Wednesday, December 11, 2013

CFZ IN THE NEWS: CRYPTOZOOLOGISTS WOULD LIKE TO BE TAKEN SERIOUSLY NOW

Members of the CFZ outside of Myrtle Cottage. Photo via
In the idyllic English countryside of northern Devon, on Back Street in the little town of Woolsery (nee Woolfardisworthy, population 1,123), sits Myrtle Cottage. For much of its existence, the cottage served as the family home of British Colonial Service Officer J.T. Downes, and was a place of utter normalcy. Now the home belongs to Downes’ son, Jonathan, and since 2005 it has become a rendezvous for people from all over the world to meet and discuss the presence of predatory wildcats on the English moors; proposed expeditions in search of draconic serpents in the swamps of South Sudan; and the validity of a recent spate of anecdotes about Papua New Guinean villagers building stockades to guard against murderous, 30-foot lizards raiding them from the depths of uncharted forests.
Woolsery is now the headquarters for Jonathan Downes’ Center for Fortean Zoology, which operates its museum, library, filmmaking studio, and small on-site publishing house from the cottage.
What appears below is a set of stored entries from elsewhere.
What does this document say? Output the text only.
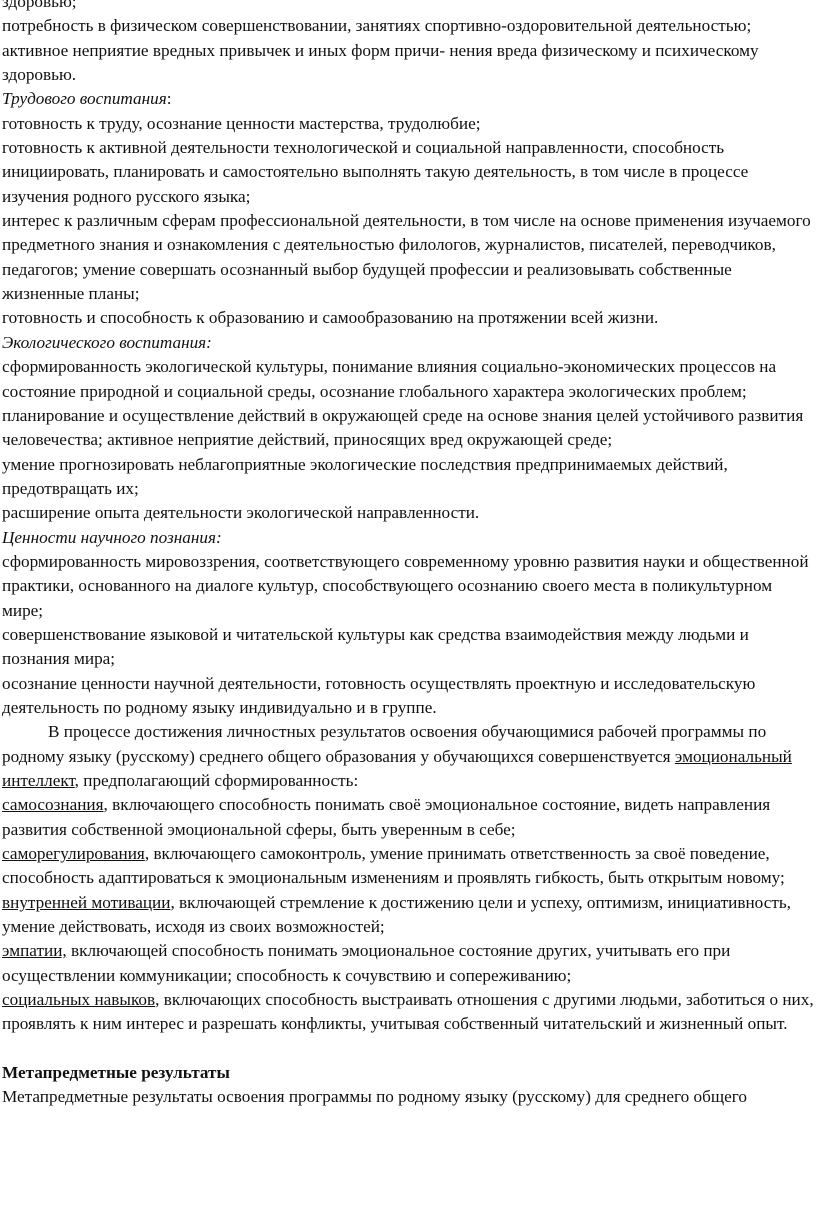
здоровью;

потребность в физическом совершенствовании, занятиях спортивно-оздоровительной деятельностью;

активное неприятие вредных привычек и иных форм причи- нения вреда физическому и психическому здоровью.

Трудового воспитания:

готовность к труду, осознание ценности мастерства, трудолюбие;

готовность к активной деятельности технологической и социальной направленности, способность инициировать, планировать и самостоятельно выполнять такую деятельность, в том числе в процессе изучения родного русского языка;

интерес к различным сферам профессиональной деятельности, в том числе на основе применения изучаемого предметного знания и ознакомления с деятельностью филологов, журналистов, писателей, переводчиков, педагогов; умение совершать осознанный выбор будущей профессии и реализовывать собственные жизненные планы;

готовность и способность к образованию и самообразованию на протяжении всей жизни.

Экологического воспитания:

сформированность экологической культуры, понимание влияния социально-экономических процессов на состояние природной и социальной среды, осознание глобального характера экологических проблем;

планирование и осуществление действий в окружающей среде на основе знания целей устойчивого развития человечества; активное неприятие действий, приносящих вред окружающей среде;

умение прогнозировать неблагоприятные экологические последствия предпринимаемых действий, предотвращать их;

расширение опыта деятельности экологической направленности.

Ценности научного познания:

сформированность мировоззрения, соответствующего современному уровню развития науки и общественной практики, основанного на диалоге культур, способствующего осознанию своего места в поликультурном мире;

совершенствование языковой и читательской культуры как средства взаимодействия между людьми и познания мира;

осознание ценности научной деятельности, готовность осуществлять проектную и исследовательскую деятельность по родному языку индивидуально и в группе.

В процессе достижения личностных результатов освоения обучающимися рабочей программы по родному языку (русскому) среднего общего образования у обучающихся совершенствуется эмоциональный интеллект, предполагающий сформированность:

самосознания, включающего способность понимать своё эмоциональное состояние, видеть направления развития собственной эмоциональной сферы, быть уверенным в себе;

саморегулирования, включающего самоконтроль, умение принимать ответственность за своё поведение, способность адаптироваться к эмоциональным изменениям и проявлять гибкость, быть открытым новому;

внутренней мотивации, включающей стремление к достижению цели и успеху, оптимизм, инициативность, умение действовать, исходя из своих возможностей;

эмпатии, включающей способность понимать эмоциональное состояние других, учитывать его при осуществлении коммуникации; способность к сочувствию и сопереживанию;

социальных навыков, включающих способность выстраивать отношения с другими людьми, заботиться о них, проявлять к ним интерес и разрешать конфликты, учитывая собственный читательский и жизненный опыт.

Метапредметные результаты

Метапредметные результаты освоения программы по родному языку (русскому) для среднего общего
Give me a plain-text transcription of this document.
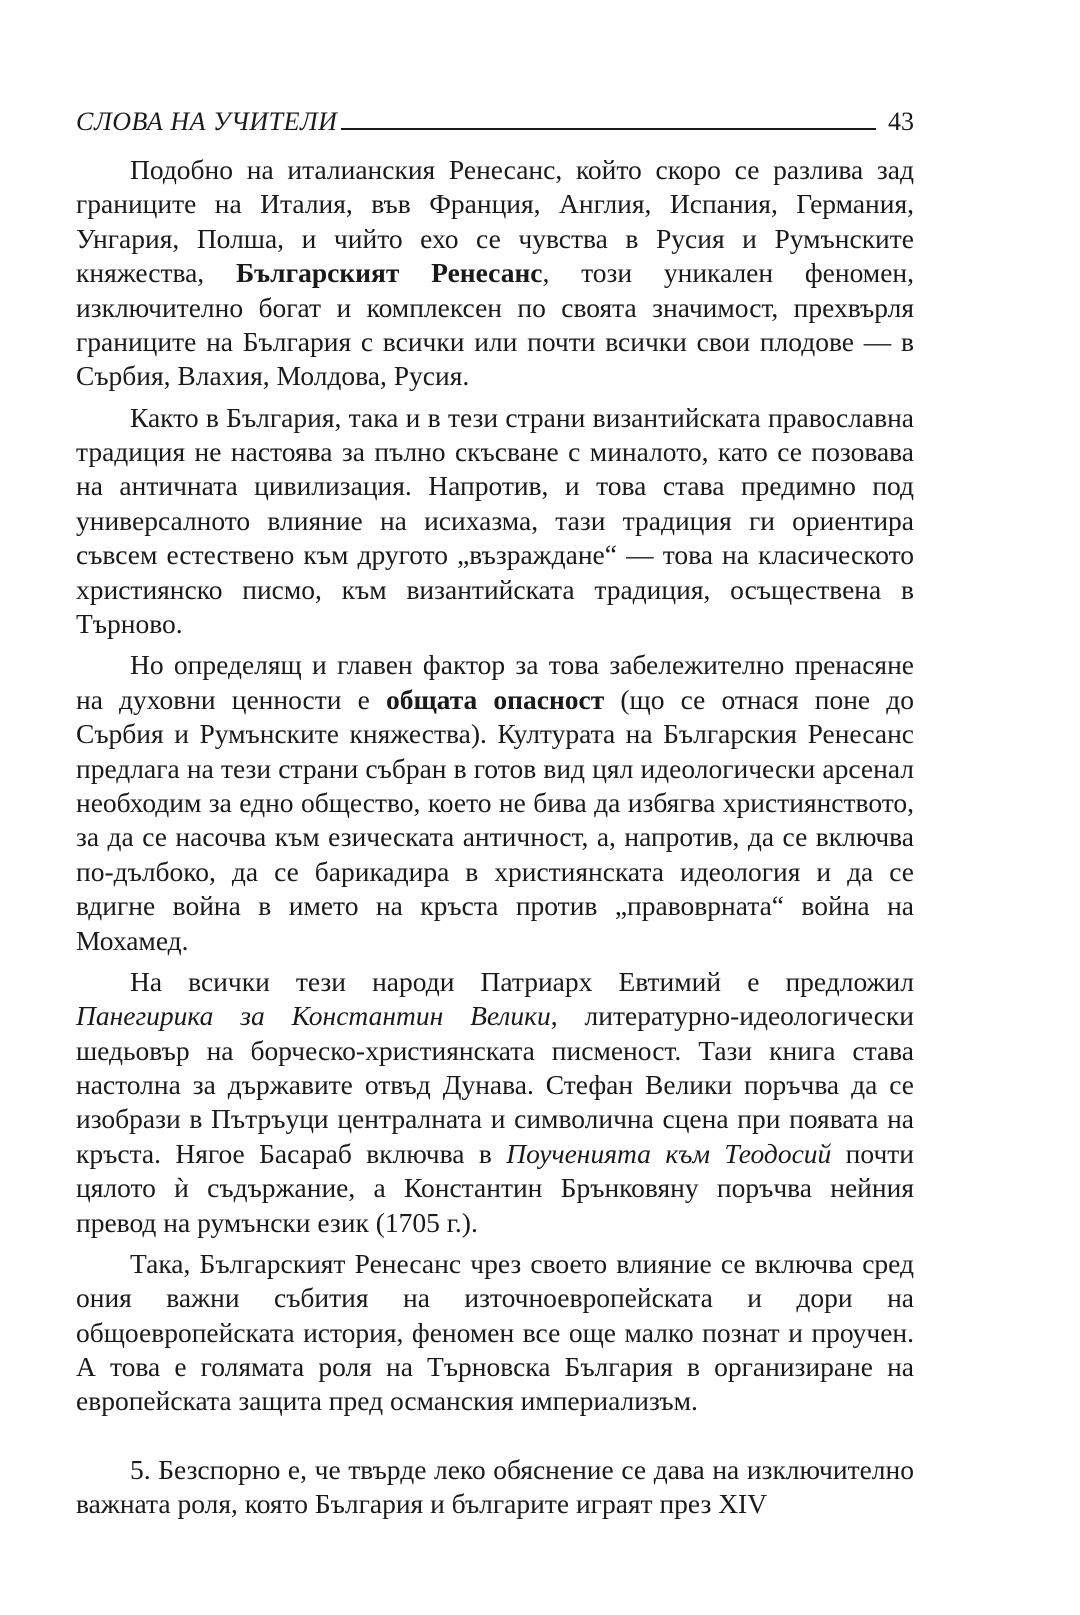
СЛОВА НА УЧИТЕЛИ	43

Подобно на италианския Ренесанс, който скоро се разлива зад границите на Италия, във Франция, Англия, Испания, Германия, Унгария, Полша, и чийто ехо се чувства в Русия и Румънските княжества, Българският Ренесанс, този уникален феномен, изключително богат и комплексен по своята значимост, прехвърля границите на България с всички или почти всички свои плодове — в Сърбия, Влахия, Молдова, Русия.

Както в България, така и в тези страни византийската православна традиция не настоява за пълно скъсване с миналото, като се позовава на античната цивилизация. Напротив, и това става предимно под универсалното влияние на исихазма, тази традиция ги ориентира съвсем естествено към другото „възраждане“ — това на класическото християнско писмо, към византийската традиция, осъществена в Търново.

Но определящ и главен фактор за това забележително пренасяне на духовни ценности е общата опасност (що се отнася поне до Сърбия и Румънските княжества). Културата на Българския Ренесанс предлага на тези страни събран в готов вид цял идеологически арсенал необходим за едно общество, което не бива да избягва християнството, за да се насочва към езическата античност, а, напротив, да се включва по-дълбоко, да се барикадира в християнската идеология и да се вдигне война в името на кръста против „правоврната“ война на Мохамед.

На всички тези народи Патриарх Евтимий е предложил Панегирика за Константин Велики, литературно-идеологически шедьовър на борческо-християнската писменост. Тази книга става настолна за държавите отвъд Дунава. Стефан Велики поръчва да се изобрази в Пътръуци централната и символичнa сцена при появата на кръста. Нягое Басараб включва в Поученията към Теодосий почти цялото ѝ съдържание, а Константин Брънковяну поръчва нейния превод на румънски език (1705 г.).

Така, Българският Ренесанс чрез своето влияние се включва сред ония важни събития на източноевропейската и дори на общоевропейската история, феномен все още малко познат и проучен. А това е голямата роля на Търновска България в организиране на европейската защита пред османския империализъм.

5. Безспорно е, че твърде леко обяснение се дава на изключително важната роля, която България и българите играят през XIV
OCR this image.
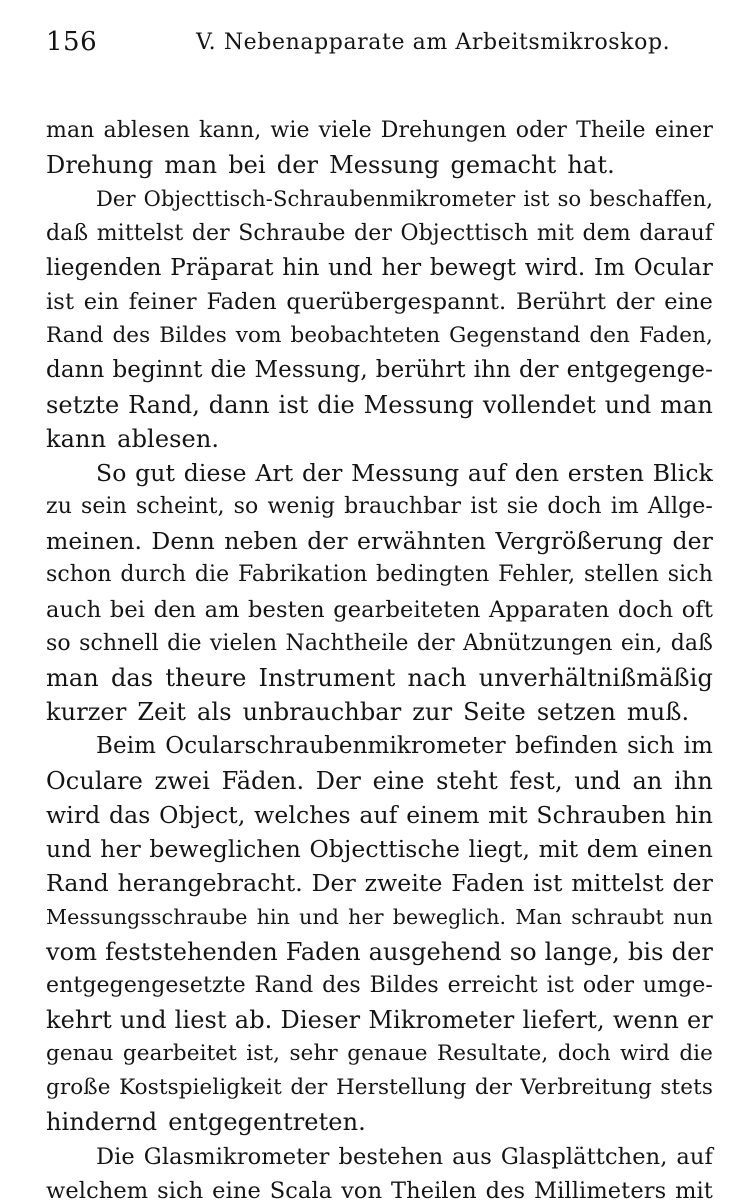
156	V. Nebenapparate am Arbeitsmikroskop.
man ablesen kann, wie viele Drehungen oder Theile einer
Drehung man bei der Messung gemacht hat.
Der Objecttisch-Schraubenmikrometer ist so beschaffen,
daß mittelst der Schraube der Objecttisch mit dem darauf
liegenden Präparat hin und her bewegt wird. Im Ocular
ist ein feiner Faden querübergespannt. Berührt der eine
Rand des Bildes vom beobachteten Gegenstand den Faden,
dann beginnt die Messung, berührt ihn der entgegenge-
setzte Rand, dann ist die Messung vollendet und man
kann ablesen.
So gut diese Art der Messung auf den ersten Blick
zu sein scheint, so wenig brauchbar ist sie doch im Allge-
meinen. Denn neben der erwähnten Vergrößerung der
schon durch die Fabrikation bedingten Fehler, stellen sich
auch bei den am besten gearbeiteten Apparaten doch oft
so schnell die vielen Nachtheile der Abnützungen ein, daß
man das theure Instrument nach unverhältnißmäßig
kurzer Zeit als unbrauchbar zur Seite setzen muß.
Beim Ocularschraubenmikrometer befinden sich im
Oculare zwei Fäden. Der eine steht fest, und an ihn
wird das Object, welches auf einem mit Schrauben hin
und her beweglichen Objecttische liegt, mit dem einen
Rand herangebracht. Der zweite Faden ist mittelst der
Messungsschraube hin und her beweglich. Man schraubt nun
vom feststehenden Faden ausgehend so lange, bis der
entgegengesetzte Rand des Bildes erreicht ist oder umge-
kehrt und liest ab. Dieser Mikrometer liefert, wenn er
genau gearbeitet ist, sehr genaue Resultate, doch wird die
große Kostspieligkeit der Herstellung der Verbreitung stets
hindernd entgegentreten.
Die Glasmikrometer bestehen aus Glasplättchen, auf
welchem sich eine Scala von Theilen des Millimeters mit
But despite its studious veneer, Fortean Zoology, is not an established and/or respected academic discipline. It’s Downes’s new moniker for cryptozoology, the search for undiscovered and mythical beasts. More colloquially, it’s the world of monster hunters—a world of sincere, often-bumbling believers, but also of hoaxers and profiteers who’ve sullied the title.